Nudge Factory hires former CIPR president to lead corporate comms

Corporate affairs consultancy Nudge Factory has strengthened its leadership team by hiring the former CIPR president, as well as a Conservative Party candidate, to head two practices.

Nudge Factory's Jason MacKenzie, Ahzaz Chowdhury and Kevin Davis
Nudge Factory's Jason MacKenzie, Ahzaz Chowdhury and Kevin Davis

Former CIPR president Jason Mackenzie has been appointed managing partner of Nudge Factory’s corporate communications practice, while Kevin Davis, the leader of the opposition at Kingston Council, is the new managing partner of its local government practice.

Mackenzie is a former managing director of Curzon PR and Liquid, and brings more than a decade of experience as a senior PR professional, following a career in journalism and marketing.

Nudge Factory said he has worked across disciplines from soft power to reputation campaigning, and with clients from multinational corporations to foreign governments.

Davis co-founded his own communications agency, Cratus Communications, before stepping down to become council leader in the Royal Borough of Kingston-upon-Thames for the second time in 2014.
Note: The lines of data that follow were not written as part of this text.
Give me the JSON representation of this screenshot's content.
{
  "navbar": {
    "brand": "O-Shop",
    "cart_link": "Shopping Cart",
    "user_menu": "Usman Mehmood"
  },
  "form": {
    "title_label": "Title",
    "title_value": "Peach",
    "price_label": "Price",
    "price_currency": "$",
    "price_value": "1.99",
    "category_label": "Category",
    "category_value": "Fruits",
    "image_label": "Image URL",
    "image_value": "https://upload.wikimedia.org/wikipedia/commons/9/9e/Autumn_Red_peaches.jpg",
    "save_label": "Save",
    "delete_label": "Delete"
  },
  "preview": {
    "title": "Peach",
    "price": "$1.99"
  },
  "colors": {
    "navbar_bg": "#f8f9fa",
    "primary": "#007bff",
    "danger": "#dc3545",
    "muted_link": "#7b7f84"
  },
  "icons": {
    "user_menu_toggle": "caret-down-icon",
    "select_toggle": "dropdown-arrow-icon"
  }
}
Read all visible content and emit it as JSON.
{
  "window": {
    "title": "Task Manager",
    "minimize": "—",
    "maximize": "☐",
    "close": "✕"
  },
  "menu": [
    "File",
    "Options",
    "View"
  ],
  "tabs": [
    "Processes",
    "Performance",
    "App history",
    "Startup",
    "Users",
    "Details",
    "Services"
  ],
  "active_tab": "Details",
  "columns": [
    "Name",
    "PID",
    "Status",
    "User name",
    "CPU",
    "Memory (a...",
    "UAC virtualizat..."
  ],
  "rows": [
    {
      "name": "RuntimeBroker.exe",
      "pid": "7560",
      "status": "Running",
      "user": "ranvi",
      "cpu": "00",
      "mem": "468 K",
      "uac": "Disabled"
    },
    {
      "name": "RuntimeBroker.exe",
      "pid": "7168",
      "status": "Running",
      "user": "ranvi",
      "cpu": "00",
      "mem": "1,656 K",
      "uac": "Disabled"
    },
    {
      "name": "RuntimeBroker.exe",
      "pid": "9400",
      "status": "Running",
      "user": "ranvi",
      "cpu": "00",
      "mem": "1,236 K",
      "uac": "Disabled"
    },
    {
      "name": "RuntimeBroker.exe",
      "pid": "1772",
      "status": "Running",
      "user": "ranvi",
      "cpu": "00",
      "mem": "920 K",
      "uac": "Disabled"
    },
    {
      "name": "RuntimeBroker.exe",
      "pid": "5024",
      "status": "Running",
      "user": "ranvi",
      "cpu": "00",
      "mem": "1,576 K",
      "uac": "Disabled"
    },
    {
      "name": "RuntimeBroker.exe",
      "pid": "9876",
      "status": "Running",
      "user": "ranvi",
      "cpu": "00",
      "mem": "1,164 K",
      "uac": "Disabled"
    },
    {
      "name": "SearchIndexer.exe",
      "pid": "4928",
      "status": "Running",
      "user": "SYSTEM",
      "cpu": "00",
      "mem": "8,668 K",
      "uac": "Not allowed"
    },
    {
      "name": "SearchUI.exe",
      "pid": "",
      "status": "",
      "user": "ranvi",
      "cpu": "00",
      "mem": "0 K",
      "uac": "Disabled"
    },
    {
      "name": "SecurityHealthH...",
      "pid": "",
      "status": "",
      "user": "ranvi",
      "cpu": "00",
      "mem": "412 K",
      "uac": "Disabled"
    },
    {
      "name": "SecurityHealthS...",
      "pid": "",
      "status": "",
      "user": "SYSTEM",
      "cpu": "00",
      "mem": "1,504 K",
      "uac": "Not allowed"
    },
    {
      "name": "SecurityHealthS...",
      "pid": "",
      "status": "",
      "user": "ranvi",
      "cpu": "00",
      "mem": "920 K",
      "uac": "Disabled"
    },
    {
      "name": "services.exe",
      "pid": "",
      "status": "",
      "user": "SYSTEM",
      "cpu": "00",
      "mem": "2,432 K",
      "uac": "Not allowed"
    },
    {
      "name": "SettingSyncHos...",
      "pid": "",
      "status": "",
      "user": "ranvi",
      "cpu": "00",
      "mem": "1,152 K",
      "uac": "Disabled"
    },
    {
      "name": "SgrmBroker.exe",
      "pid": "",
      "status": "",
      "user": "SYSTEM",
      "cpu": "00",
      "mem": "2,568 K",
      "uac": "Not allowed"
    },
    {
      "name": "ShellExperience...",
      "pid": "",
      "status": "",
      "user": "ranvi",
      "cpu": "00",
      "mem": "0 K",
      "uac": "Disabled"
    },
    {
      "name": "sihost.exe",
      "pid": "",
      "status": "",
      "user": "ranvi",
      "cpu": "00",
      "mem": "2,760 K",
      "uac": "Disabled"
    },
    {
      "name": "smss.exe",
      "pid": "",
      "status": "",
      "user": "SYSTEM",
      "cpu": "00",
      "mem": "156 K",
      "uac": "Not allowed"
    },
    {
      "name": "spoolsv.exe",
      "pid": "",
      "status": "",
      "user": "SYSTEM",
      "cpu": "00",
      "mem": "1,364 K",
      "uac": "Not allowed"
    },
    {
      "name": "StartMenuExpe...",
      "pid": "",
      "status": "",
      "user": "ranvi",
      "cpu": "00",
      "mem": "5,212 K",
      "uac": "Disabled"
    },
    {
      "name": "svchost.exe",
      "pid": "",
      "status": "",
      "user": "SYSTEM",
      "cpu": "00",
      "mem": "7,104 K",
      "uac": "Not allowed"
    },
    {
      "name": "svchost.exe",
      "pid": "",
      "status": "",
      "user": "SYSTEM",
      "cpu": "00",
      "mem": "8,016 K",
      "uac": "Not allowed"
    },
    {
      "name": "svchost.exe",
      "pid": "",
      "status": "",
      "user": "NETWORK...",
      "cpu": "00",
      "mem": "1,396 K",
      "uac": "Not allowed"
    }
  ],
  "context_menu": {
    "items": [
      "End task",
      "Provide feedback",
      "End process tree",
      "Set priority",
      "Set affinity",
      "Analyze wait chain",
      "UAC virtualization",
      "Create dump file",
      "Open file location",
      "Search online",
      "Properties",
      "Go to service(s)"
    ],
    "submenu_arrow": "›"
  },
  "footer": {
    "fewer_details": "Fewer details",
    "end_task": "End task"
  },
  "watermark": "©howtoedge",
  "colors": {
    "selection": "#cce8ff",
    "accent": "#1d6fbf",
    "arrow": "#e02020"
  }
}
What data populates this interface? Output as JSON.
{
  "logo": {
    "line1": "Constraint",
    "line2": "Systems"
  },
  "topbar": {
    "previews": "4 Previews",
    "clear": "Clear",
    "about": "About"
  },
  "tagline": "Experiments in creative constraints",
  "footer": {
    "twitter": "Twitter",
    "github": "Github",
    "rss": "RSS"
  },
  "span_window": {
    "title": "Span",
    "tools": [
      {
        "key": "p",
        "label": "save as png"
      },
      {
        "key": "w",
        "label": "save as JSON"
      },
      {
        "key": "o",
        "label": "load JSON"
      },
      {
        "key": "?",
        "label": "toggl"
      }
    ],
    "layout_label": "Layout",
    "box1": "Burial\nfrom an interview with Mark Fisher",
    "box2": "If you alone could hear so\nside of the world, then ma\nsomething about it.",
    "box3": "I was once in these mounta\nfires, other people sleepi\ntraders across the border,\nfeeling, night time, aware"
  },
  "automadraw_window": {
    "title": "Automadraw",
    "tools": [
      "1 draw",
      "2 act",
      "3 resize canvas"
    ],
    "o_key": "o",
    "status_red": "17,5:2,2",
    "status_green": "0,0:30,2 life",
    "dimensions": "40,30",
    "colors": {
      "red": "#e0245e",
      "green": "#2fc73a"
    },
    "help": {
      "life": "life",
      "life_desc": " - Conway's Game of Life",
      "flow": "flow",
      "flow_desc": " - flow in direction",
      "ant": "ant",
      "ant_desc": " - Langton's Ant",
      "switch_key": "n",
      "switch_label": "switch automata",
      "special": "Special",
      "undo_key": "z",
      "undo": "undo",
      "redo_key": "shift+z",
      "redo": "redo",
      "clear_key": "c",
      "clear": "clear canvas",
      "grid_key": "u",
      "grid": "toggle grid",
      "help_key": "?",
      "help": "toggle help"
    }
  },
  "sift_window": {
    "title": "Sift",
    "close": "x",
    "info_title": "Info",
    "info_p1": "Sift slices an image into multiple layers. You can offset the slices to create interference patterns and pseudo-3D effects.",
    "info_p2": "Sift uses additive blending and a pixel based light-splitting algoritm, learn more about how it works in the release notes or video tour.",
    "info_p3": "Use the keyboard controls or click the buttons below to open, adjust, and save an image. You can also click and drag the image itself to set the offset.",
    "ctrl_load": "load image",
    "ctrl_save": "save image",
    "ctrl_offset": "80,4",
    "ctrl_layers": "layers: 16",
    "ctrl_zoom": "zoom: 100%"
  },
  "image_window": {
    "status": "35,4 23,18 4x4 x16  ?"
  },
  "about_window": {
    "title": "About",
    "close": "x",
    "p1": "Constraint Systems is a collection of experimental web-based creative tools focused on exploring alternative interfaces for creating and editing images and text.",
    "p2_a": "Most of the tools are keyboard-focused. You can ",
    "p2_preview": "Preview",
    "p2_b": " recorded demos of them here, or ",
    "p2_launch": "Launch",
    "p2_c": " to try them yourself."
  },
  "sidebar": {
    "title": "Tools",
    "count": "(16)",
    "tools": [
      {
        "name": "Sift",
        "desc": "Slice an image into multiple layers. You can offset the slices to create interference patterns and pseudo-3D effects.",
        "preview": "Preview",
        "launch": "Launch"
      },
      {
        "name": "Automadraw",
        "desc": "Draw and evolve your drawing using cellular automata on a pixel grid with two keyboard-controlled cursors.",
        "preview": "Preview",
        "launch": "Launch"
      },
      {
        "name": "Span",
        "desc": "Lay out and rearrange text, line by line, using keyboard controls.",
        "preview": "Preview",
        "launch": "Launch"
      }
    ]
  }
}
He has twice run for parliament for the Conservative Party and been CEO of Cantilever Partnership and the Center for Accessible Environments.

"We’re developing Nudge Factory’s practices as part of our growth plan, and securing Jason and Kevin as managing partners will expand the business and provide a breadth of senior counsel to our clients," Nudge Factory senior partner Az Chowdhury said.

"We anticipate 2019 being a year of significant growth, as we evolve our proposition based on experience, expertise and insights."

In 2017, Nudge Factory was cited in a Daily Mail article that suggesed there was a lack of transparency around the conflicts of interest created by local councillors working for lobbying agencies.

At the time, Chowdhury vehmently denied any conflicts of interest involving Nudge Factory and a former employee, Conservative Party MP Paul Scully. 

Coincidentally, then Cratus Communications CEO Nick Kilby agreed that there was a problem.